Now I need the TV service so I reconnected the Sercomm router to test the STB and let it upgrade firmware and so and after a few restarts of both it worked OK and I can see my channel suscriptions and the extra apps on the STB like Netflix and HBO.
Then I send the Sercomm were it belongs (the drawer) and put the HAP AC2 back on track and configure the IPTV using all the available info I could find. But…
IPTV works, I can see all the channels in the STB and I can also see the free channels on VLC, but only 4:30 minutes aprox.; then the channel freezes and I have to change channels back and forth to see another 4:30 again… I tried a lot of settings in the IGMP Proxy without success, is a tedious process as I have to make a change, wait 4:30 to see if it freezes and start again…
I’m stuck with this now, need help.

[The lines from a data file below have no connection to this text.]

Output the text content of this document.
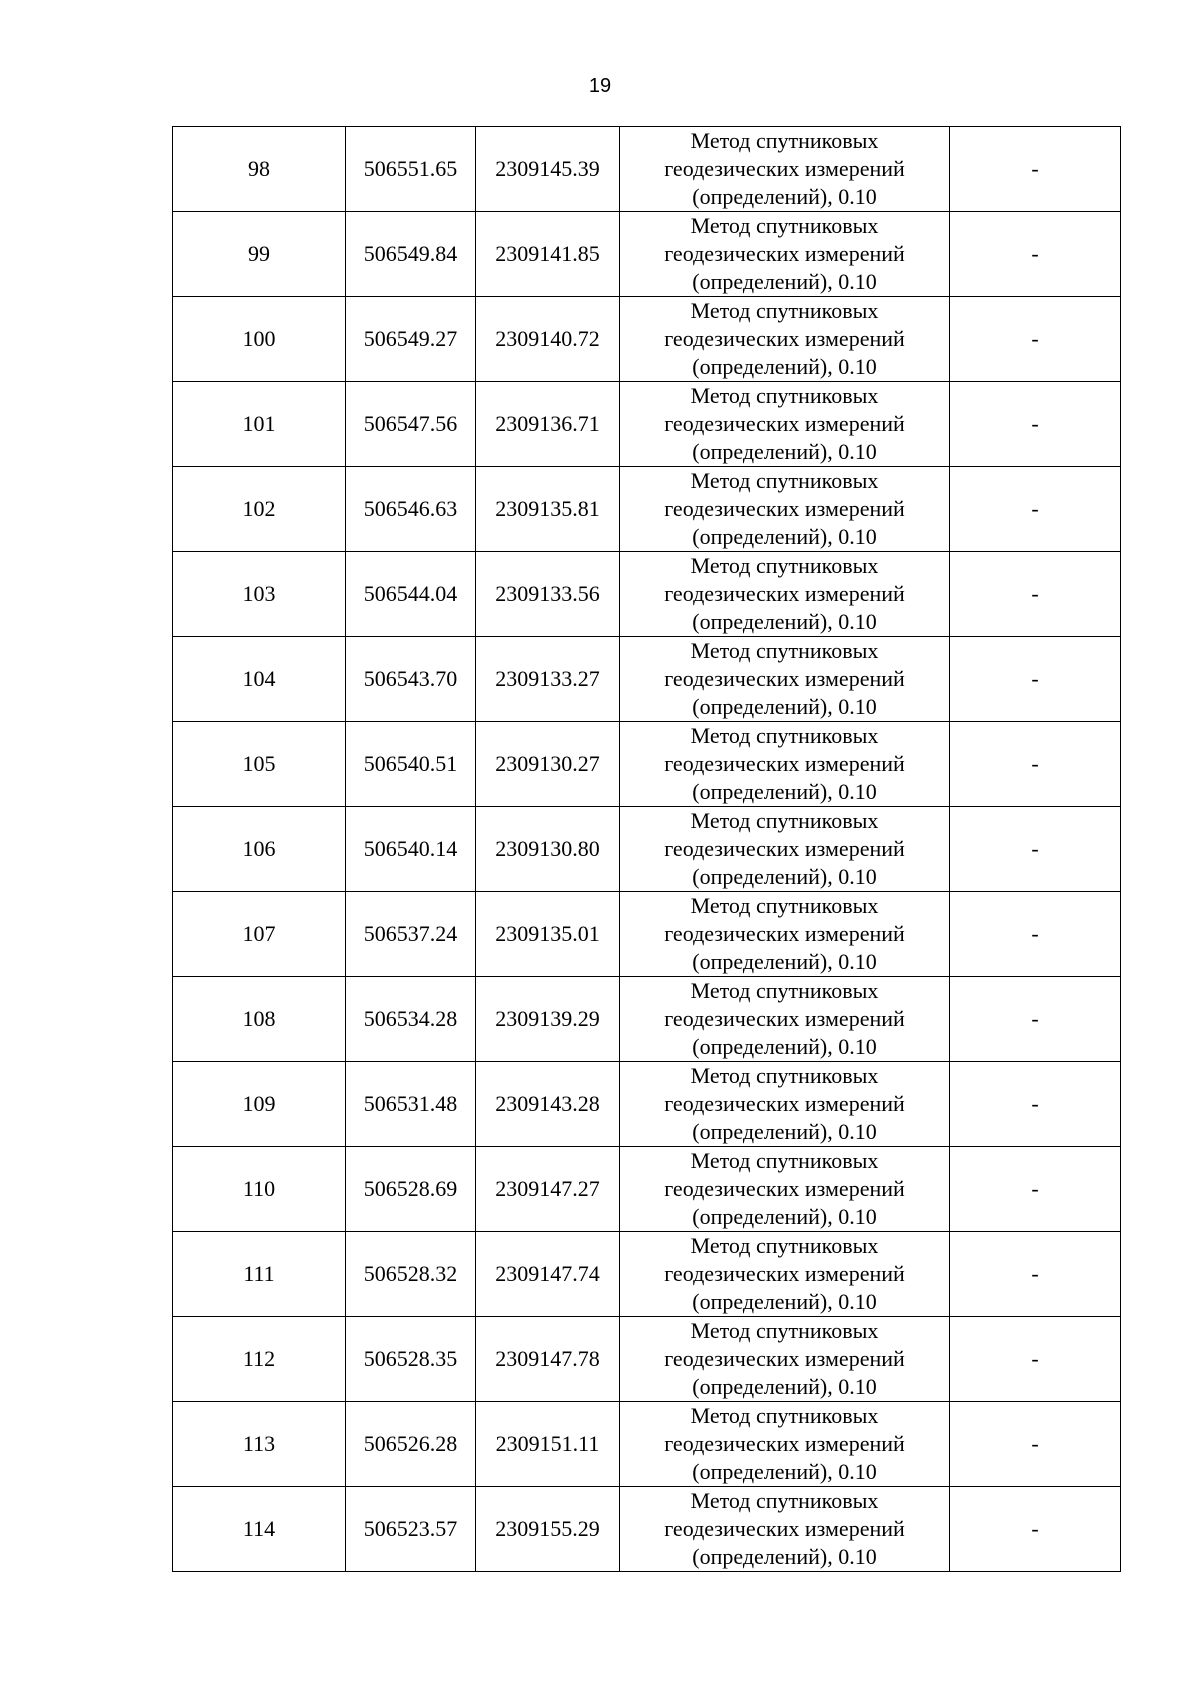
19
98	506551.65	2309145.39	Метод спутниковых
геодезических измерений
(определений), 0.10	-
99	506549.84	2309141.85	Метод спутниковых
геодезических измерений
(определений), 0.10	-
100	506549.27	2309140.72	Метод спутниковых
геодезических измерений
(определений), 0.10	-
101	506547.56	2309136.71	Метод спутниковых
геодезических измерений
(определений), 0.10	-
102	506546.63	2309135.81	Метод спутниковых
геодезических измерений
(определений), 0.10	-
103	506544.04	2309133.56	Метод спутниковых
геодезических измерений
(определений), 0.10	-
104	506543.70	2309133.27	Метод спутниковых
геодезических измерений
(определений), 0.10	-
105	506540.51	2309130.27	Метод спутниковых
геодезических измерений
(определений), 0.10	-
106	506540.14	2309130.80	Метод спутниковых
геодезических измерений
(определений), 0.10	-
107	506537.24	2309135.01	Метод спутниковых
геодезических измерений
(определений), 0.10	-
108	506534.28	2309139.29	Метод спутниковых
геодезических измерений
(определений), 0.10	-
109	506531.48	2309143.28	Метод спутниковых
геодезических измерений
(определений), 0.10	-
110	506528.69	2309147.27	Метод спутниковых
геодезических измерений
(определений), 0.10	-
111	506528.32	2309147.74	Метод спутниковых
геодезических измерений
(определений), 0.10	-
112	506528.35	2309147.78	Метод спутниковых
геодезических измерений
(определений), 0.10	-
113	506526.28	2309151.11	Метод спутниковых
геодезических измерений
(определений), 0.10	-
114	506523.57	2309155.29	Метод спутниковых
геодезических измерений
(определений), 0.10	-
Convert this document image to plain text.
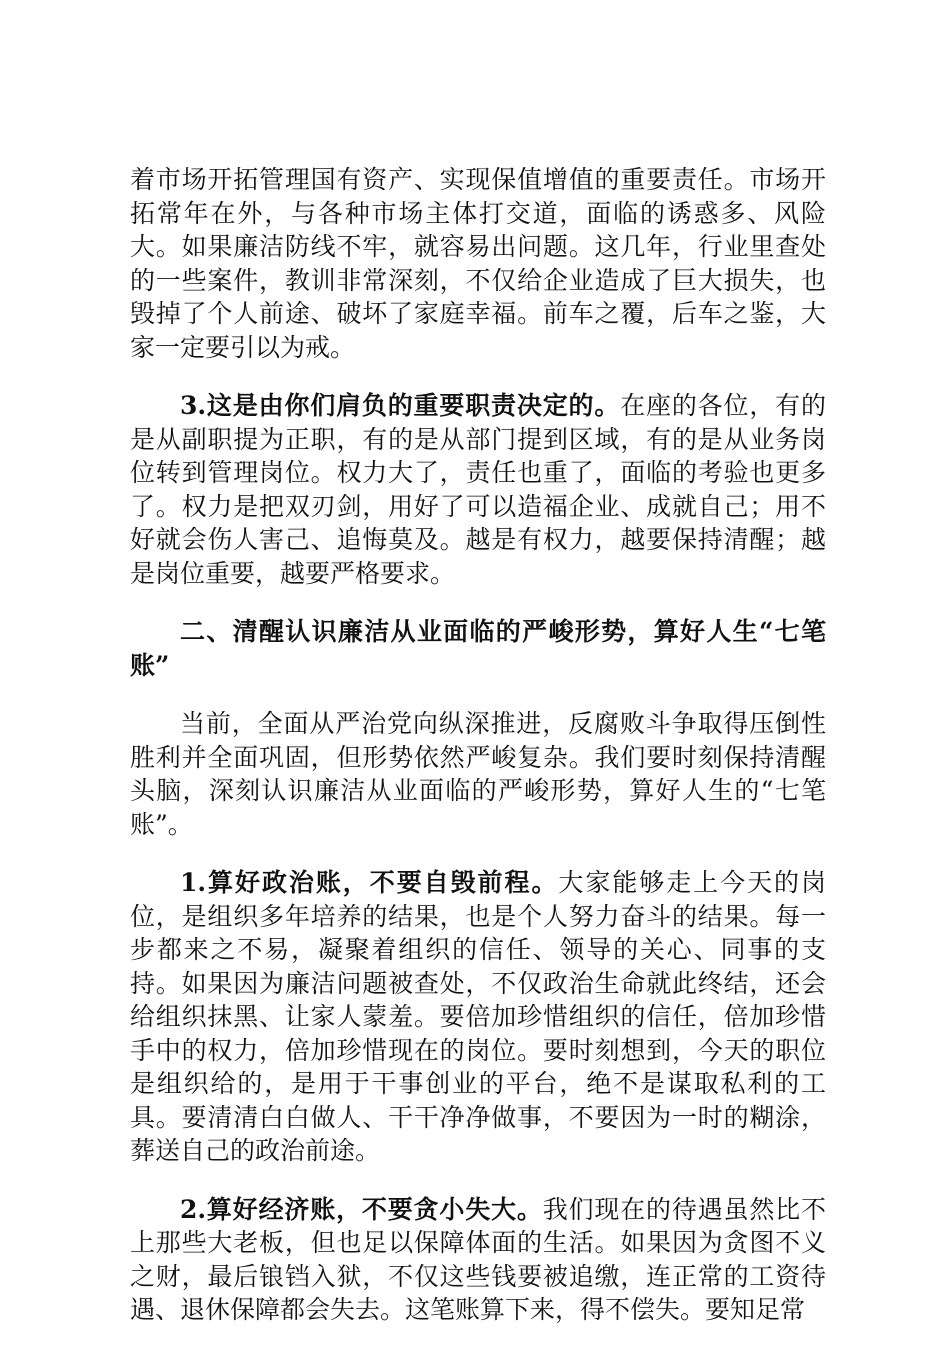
着市场开拓管理国有资产、实现保值增值的重要责任。市场开拓常年在外，与各种市场主体打交道，面临的诱惑多、风险大。如果廉洁防线不牢，就容易出问题。这几年，行业里查处的一些案件，教训非常深刻，不仅给企业造成了巨大损失，也毁掉了个人前途、破坏了家庭幸福。前车之覆，后车之鉴，大家一定要引以为戒。

3.这是由你们肩负的重要职责决定的。在座的各位，有的是从副职提为正职，有的是从部门提到区域，有的是从业务岗位转到管理岗位。权力大了，责任也重了，面临的考验也更多了。权力是把双刃剑，用好了可以造福企业、成就自己；用不好就会伤人害己、追悔莫及。越是有权力，越要保持清醒；越是岗位重要，越要严格要求。

二、清醒认识廉洁从业面临的严峻形势，算好人生“七笔账”

当前，全面从严治党向纵深推进，反腐败斗争取得压倒性胜利并全面巩固，但形势依然严峻复杂。我们要时刻保持清醒头脑，深刻认识廉洁从业面临的严峻形势，算好人生的“七笔账”。

1.算好政治账，不要自毁前程。大家能够走上今天的岗位，是组织多年培养的结果，也是个人努力奋斗的结果。每一步都来之不易，凝聚着组织的信任、领导的关心、同事的支持。如果因为廉洁问题被查处，不仅政治生命就此终结，还会给组织抹黑、让家人蒙羞。要倍加珍惜组织的信任，倍加珍惜手中的权力，倍加珍惜现在的岗位。要时刻想到，今天的职位是组织给的，是用于干事创业的平台，绝不是谋取私利的工具。要清清白白做人、干干净净做事，不要因为一时的糊涂，葬送自己的政治前途。

2.算好经济账，不要贪小失大。我们现在的待遇虽然比不上那些大老板，但也足以保障体面的生活。如果因为贪图不义之财，最后锒铛入狱，不仅这些钱要被追缴，连正常的工资待遇、退休保障都会失去。这笔账算下来，得不偿失。要知足常
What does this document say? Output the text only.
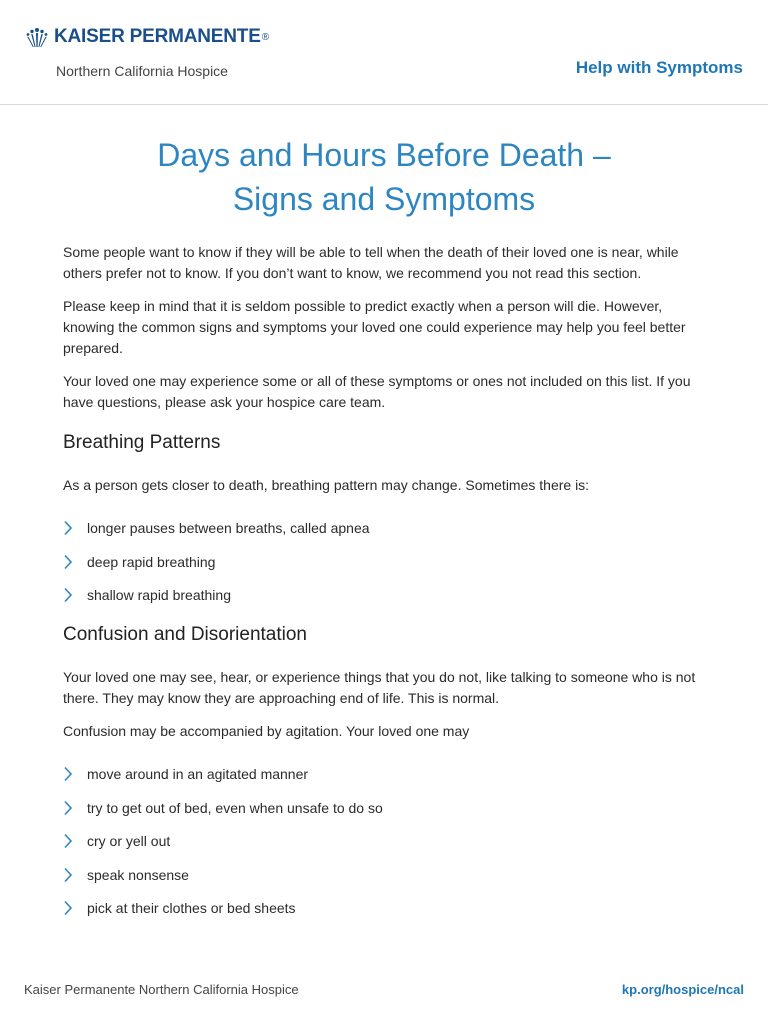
KAISER PERMANENTE ®
Northern California Hospice	Help with Symptoms
Days and Hours Before Death –
Signs and Symptoms

Some people want to know if they will be able to tell when the death of their loved one is near, while others prefer not to know. If you don’t want to know, we recommend you not read this section.

Please keep in mind that it is seldom possible to predict exactly when a person will die. However, knowing the common signs and symptoms your loved one could experience may help you feel better prepared.

Your loved one may experience some or all of these symptoms or ones not included on this list. If you have questions, please ask your hospice care team.

Breathing Patterns

As a person gets closer to death, breathing pattern may change. Sometimes there is:

longer pauses between breaths, called apnea
deep rapid breathing
shallow rapid breathing
Confusion and Disorientation

Your loved one may see, hear, or experience things that you do not, like talking to someone who is not there. They may know they are approaching end of life. This is normal.

Confusion may be accompanied by agitation. Your loved one may

move around in an agitated manner
try to get out of bed, even when unsafe to do so
cry or yell out
speak nonsense
pick at their clothes or bed sheets
Kaiser Permanente Northern California Hospice	kp.org/hospice/ncal
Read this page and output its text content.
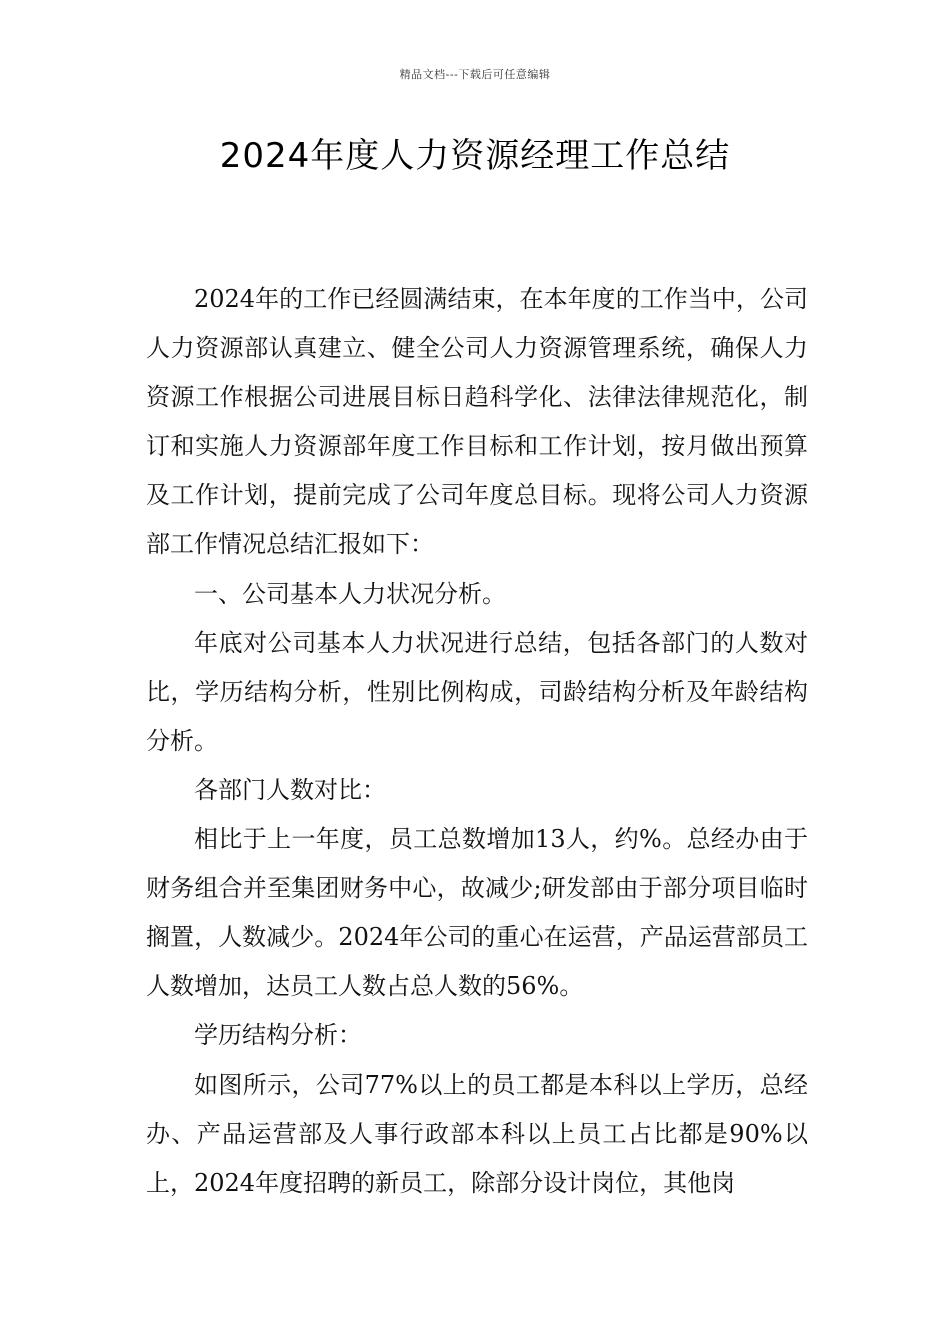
精品文档---下载后可任意编辑
2024年度人力资源经理工作总结

2024年的工作已经圆满结束，在本年度的工作当中，公司人力资源部认真建立、健全公司人力资源管理系统，确保人力资源工作根据公司进展目标日趋科学化、法律法律规范化，制订和实施人力资源部年度工作目标和工作计划，按月做出预算及工作计划，提前完成了公司年度总目标。现将公司人力资源部工作情况总结汇报如下：

一、公司基本人力状况分析。

年底对公司基本人力状况进行总结，包括各部门的人数对比，学历结构分析，性别比例构成，司龄结构分析及年龄结构分析。

各部门人数对比：

相比于上一年度，员工总数增加13人，约%。总经办由于财务组合并至集团财务中心，故减少;研发部由于部分项目临时搁置，人数减少。2024年公司的重心在运营，产品运营部员工人数增加，达员工人数占总人数的56%。

学历结构分析：

如图所示，公司77%以上的员工都是本科以上学历，总经办、产品运营部及人事行政部本科以上员工占比都是90%以上，2024年度招聘的新员工，除部分设计岗位，其他岗
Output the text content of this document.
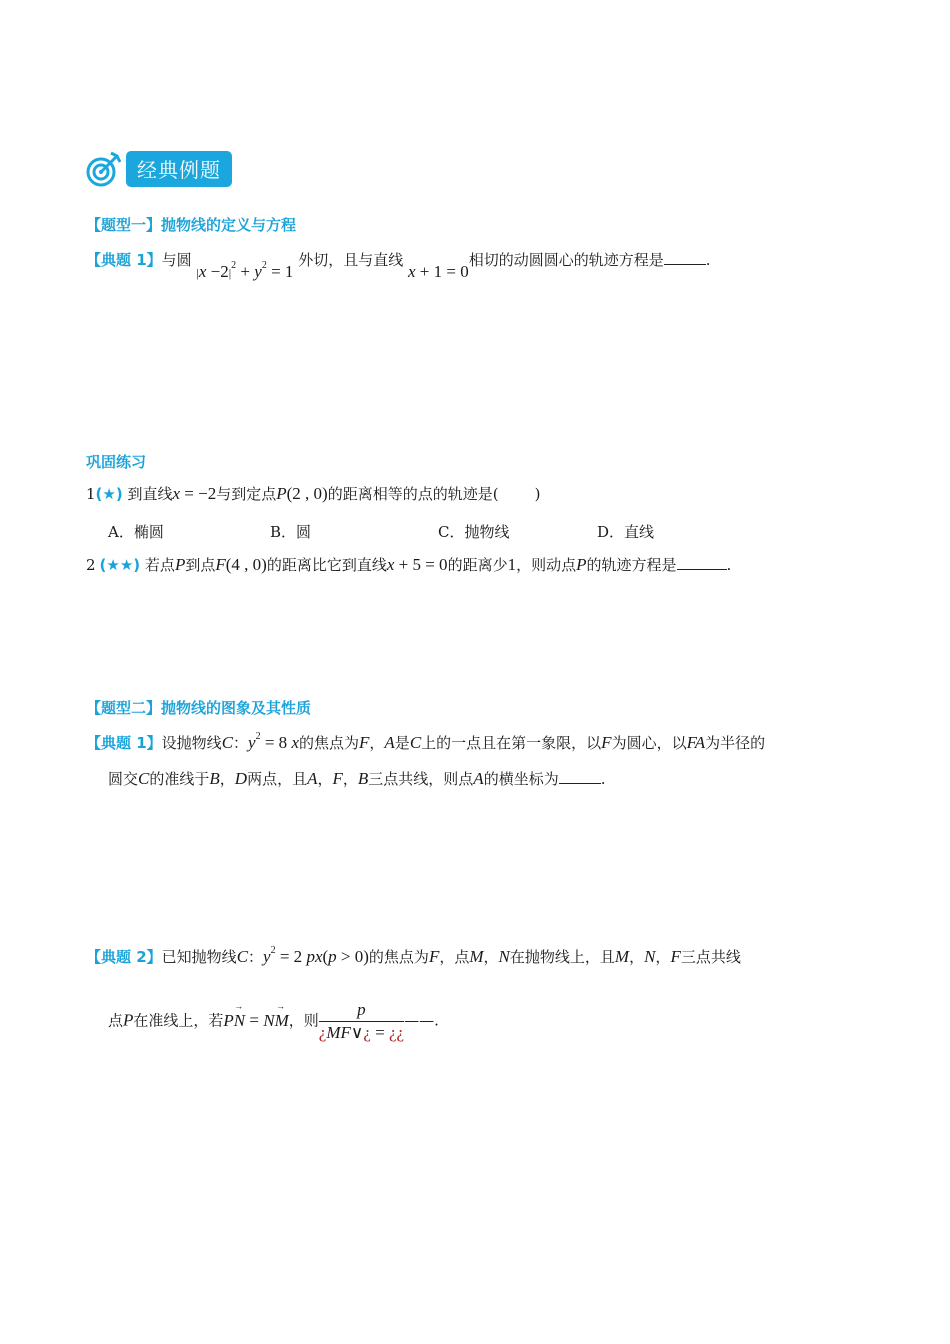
经典例题
【题型一】抛物线的定义与方程
【典题 1】与圆 $|x -2|^2 + y^2 = 1$ 外切，且与直线 x + 1 = 0相切的动圆圆心的轨迹方程是	.
巩固练习
1(★) 到直线x = −2与到定点P(2 , 0)的距离相等的点的轨迹是( )
A．椭圆	B．圆	C．抛物线	D．直线
2 (★★) 若点P到点F(4 , 0)的距离比它到直线x + 5 = 0的距离少1，则动点P的轨迹方程是	.
【题型二】抛物线的图象及其性质
【典题 1】设抛物线C：$y^2 = 8$ x的焦点为F，A是C上的一点且在第一象限，以F为圆心，以FA为半径的
圆交C的准线于B，D两点，且A，F，B三点共线，则点A的横坐标为	.
【典题 2】已知抛物线C：$y^2 = 2$ px(p > 0)的焦点为F，点M，N在抛物线上，且M，N，F三点共线
点P在准线上，若
→
PN =
→
NM，则 $\frac{p}{¿MF\vee¿ = ¿¿}$ ——.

Any light?
I can publish my config or anything you could need if someboy could help me with this.
I’d have to see your actual firewall rules, but normally the rule chain starts with “accept already established connections”, making most packets get handled only by this single rule, and the more detailed rules follow and deal with initial packets of new connection attempts.
So I can imagine the 4m30s may come from some existing connection to be replaced by a new one although it sounds strange. You could use /ip firewall connection print dst-address~“the.ip.of.the.tv” interval=1s to monitor what is going on.
IPTV works in this way: when you select a channel, for the first few seconds/minutes depending on your provider the video is unicast, then after a pre-defined period the STB switches to multicast. Without permitting incoming UDP packets on your firewall, multicast traffic is blocked and your channel freezes.
You can capture packets using packet sniffer to determine which udp ports are used by multicast packets and then you can just allow those ports at your firewall.
It sounds like they’re using an IGMP querier to pinch off “unwanted” streams and you’re either blocking those requests or preventing the replies from getting back out.